This post contains a product I was sent for review
It's January, and that means parents all over Australia are counting down the days until the new school year starts.
I've been asked quite a few times if Bobbin will be in year one this year, but I have let them know she won't be in year one until 2020! She seems a lot older than she is because she's confident, headstrong, and has a vocabulary that surprises us all (like when she drops the F bomb - that is really a shock to the system). She is a typical second child, ticking a heap of stereotype boxes.
This year she is heading to kindergarten five days per fortnight. Unrelated: did you know that Americans don't use the word fortnight? Bizarre! But I digress.

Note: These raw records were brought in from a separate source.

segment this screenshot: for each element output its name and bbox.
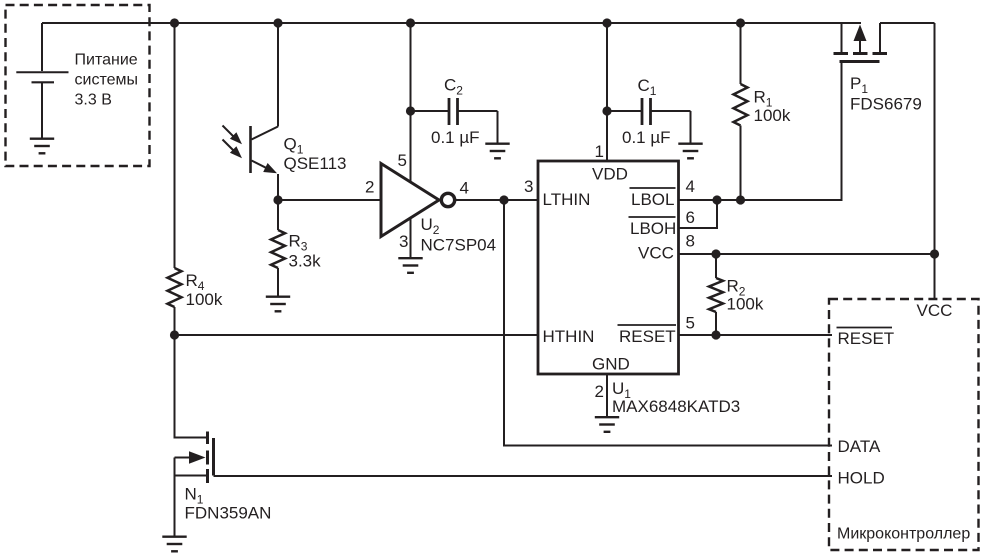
wire VDD pin1 bbox=[606, 23, 608, 161]
svg-text:LBOL: LBOL bbox=[631, 190, 674, 209]
node rail/C1 bbox=[602, 18, 611, 27]
node pin6/pin4 bbox=[712, 195, 721, 204]
svg-text:5: 5 bbox=[398, 151, 407, 170]
supply dashed box bbox=[6, 5, 150, 166]
svg-text:6: 6 bbox=[686, 208, 695, 227]
ground (N1) bbox=[162, 537, 186, 552]
ground (U1 pin2) bbox=[595, 417, 619, 432]
light arrow 1 bbox=[223, 126, 235, 138]
svg-text:NC7SP04: NC7SP04 bbox=[421, 236, 497, 255]
svg-text:FDS6679: FDS6679 bbox=[850, 95, 922, 114]
node pin8/R2 bbox=[711, 249, 720, 258]
svg-text:100k: 100k bbox=[754, 106, 791, 125]
svg-text:VDD: VDD bbox=[592, 165, 628, 184]
wire pin8 VCC net bbox=[679, 253, 935, 255]
svg-text:MAX6848KATD3: MAX6848KATD3 bbox=[612, 397, 740, 416]
ground (C1) bbox=[678, 144, 702, 159]
pin 3 wire of U2 bbox=[410, 215, 412, 258]
wire top rail bbox=[42, 22, 861, 24]
resistor R4 bbox=[168, 23, 182, 335]
ground (U2 pin3) bbox=[398, 258, 422, 273]
wire node to inverter input bbox=[278, 199, 381, 201]
node rail/R4 bbox=[170, 18, 179, 27]
svg-text:LBOH: LBOH bbox=[630, 219, 676, 238]
microcontroller dashed box bbox=[829, 299, 979, 550]
svg-text:8: 8 bbox=[686, 232, 695, 251]
resistor R3 bbox=[271, 200, 285, 297]
svg-text:3: 3 bbox=[399, 232, 408, 251]
svg-text:3.3 В: 3.3 В bbox=[75, 92, 112, 109]
battery BT1 bbox=[16, 23, 68, 139]
transistor P1 (PMOS) bbox=[834, 23, 935, 200]
ground (R3) bbox=[266, 297, 290, 312]
svg-text:FDN359AN: FDN359AN bbox=[185, 504, 272, 523]
resistor R1 bbox=[734, 23, 748, 200]
svg-text:HOLD: HOLD bbox=[838, 469, 885, 488]
svg-text:4: 4 bbox=[686, 177, 695, 196]
wire DATA net bbox=[504, 200, 832, 446]
light arrow 2 bbox=[223, 140, 235, 152]
resistor R2 bbox=[709, 254, 723, 335]
svg-text:Питание: Питание bbox=[75, 52, 138, 69]
node pin5/R2 bbox=[711, 330, 720, 339]
node R4/HTHIN bbox=[170, 330, 179, 339]
svg-text:системы: системы bbox=[75, 72, 138, 89]
svg-text:2: 2 bbox=[595, 382, 604, 401]
svg-text:RESET: RESET bbox=[619, 327, 676, 346]
node rail/R1 bbox=[736, 18, 745, 27]
node U2 out / DATA bbox=[499, 195, 508, 204]
svg-text:5: 5 bbox=[686, 314, 695, 333]
wire pin2 GND bbox=[606, 374, 608, 417]
svg-text:GND: GND bbox=[592, 354, 630, 373]
svg-text:4: 4 bbox=[460, 179, 469, 198]
wire U2 output bbox=[454, 199, 538, 201]
pin 5 wire of U2 bbox=[410, 23, 412, 183]
wire VCC right vertical bbox=[934, 23, 936, 298]
svg-text:3.3k: 3.3k bbox=[289, 252, 322, 271]
svg-text:QSE113: QSE113 bbox=[284, 154, 347, 173]
wire pin4 net (LBOL to P1 gate) bbox=[679, 199, 843, 201]
op-amp U2 inverter triangle bbox=[381, 164, 439, 237]
svg-text:VCC: VCC bbox=[917, 301, 953, 320]
svg-text:100k: 100k bbox=[727, 295, 764, 314]
transistor Q1 bbox=[251, 23, 279, 200]
node Q1/R3 bbox=[273, 195, 282, 204]
svg-text:0.1 µF: 0.1 µF bbox=[622, 128, 671, 147]
node rail/C2 bbox=[406, 18, 415, 27]
svg-text:0.1 µF: 0.1 µF bbox=[431, 128, 480, 147]
ground (battery) bbox=[30, 139, 54, 154]
wire pin5 RESET net bbox=[679, 334, 833, 336]
node rail/Q1 bbox=[273, 18, 282, 27]
svg-text:1: 1 bbox=[595, 142, 604, 161]
wire pin6 LBOH bbox=[679, 200, 718, 228]
capacitor C2 bbox=[406, 106, 415, 115]
transistor N1 (NMOS) bbox=[175, 432, 214, 537]
svg-text:3: 3 bbox=[524, 177, 533, 196]
node R1/pin4 bbox=[736, 195, 745, 204]
IC U1 box bbox=[538, 161, 679, 374]
wire HOLD net bbox=[214, 475, 833, 477]
svg-text:VCC: VCC bbox=[638, 244, 674, 263]
svg-text:Микроконтроллер: Микроконтроллер bbox=[837, 526, 970, 543]
svg-text:RESET: RESET bbox=[838, 329, 895, 348]
capacitor C1 bbox=[602, 106, 611, 115]
svg-text:HTHIN: HTHIN bbox=[543, 327, 595, 346]
ground (C2) bbox=[485, 144, 509, 159]
node VCC corner bbox=[930, 249, 939, 258]
wire R4 to N1 drain bbox=[175, 335, 207, 438]
svg-text:LTHIN: LTHIN bbox=[543, 190, 591, 209]
svg-text:DATA: DATA bbox=[838, 437, 881, 456]
svg-text:2: 2 bbox=[365, 178, 374, 197]
bubble of U2 bbox=[441, 193, 454, 206]
wire HTHIN bbox=[175, 334, 539, 336]
svg-text:100k: 100k bbox=[186, 290, 223, 309]
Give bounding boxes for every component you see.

Day care drop off and pre-kindy drop off were traumatic events for her, right up until the last few sessions last year (where bribery may or may not have featured), so I am filled with trepidation wondering what it will be like now. Tears? Refusal to let go of my hand? Will she almost dislocate my finger like she did once when they had to peel her off me at day care? Will she be THAT kid? Will I need a shoe horn and a valium? And who gets the valium if there is only one?
Her kindy classroom moved location during the holidays (it was down the road from Tricky's school but will now be on campus), which meant that there was no orientation day. The poor suckers are being thrown in at the deep end!
In typical second child fashion, Bobbin already knows her way around the school, so I don't think the lack of orientation day will have much of an impact on her. More like the lack of mum being by her side.
The new location means the existing fences have to be heightened to comply with state regulations. When the principal mentioned it at a P&C meeting he said it was because the kindy kids can't climb over the higher fences, looked right at me and said "Don't think they'll stop Bobbin, though!". They already know her so well, ha! Perhaps they need a Bobbin readiness program?
To make it as painless as possible on her (and me) we've been doing lots of "big kindy girl" preparation like writing her name, choosing school shoes, selecting a gorgeous unicorn school bag, water bottle and lunch cooler from Crocodile Creek, putting on her uniform that almost reaches her ankles, and practising school lunch times! It is the cutest thing ever.
She adores unicorns and I'm happy that it's all BPA and phthalate free, the bottle is impact resistant (we have gone through so many of the cheapies grrr!), and the backpack has reinforced pockets and zips that are hard wearing. Plus it isn't a ridiculous size that will dwarf her (unlike her uniform).
She is as ready as she'll ever be, and I'm ready, too.
I don't think there will be tears on my part as I don't usually cry at these times. I'll cry watching a movie, if I'm angry or if I burn dinner - you know, things that don't matter. But I rarely cry over milestones. Having said that, this is my last babe. The last "first day of school". Oh god, I'm crying already. Where's that valium?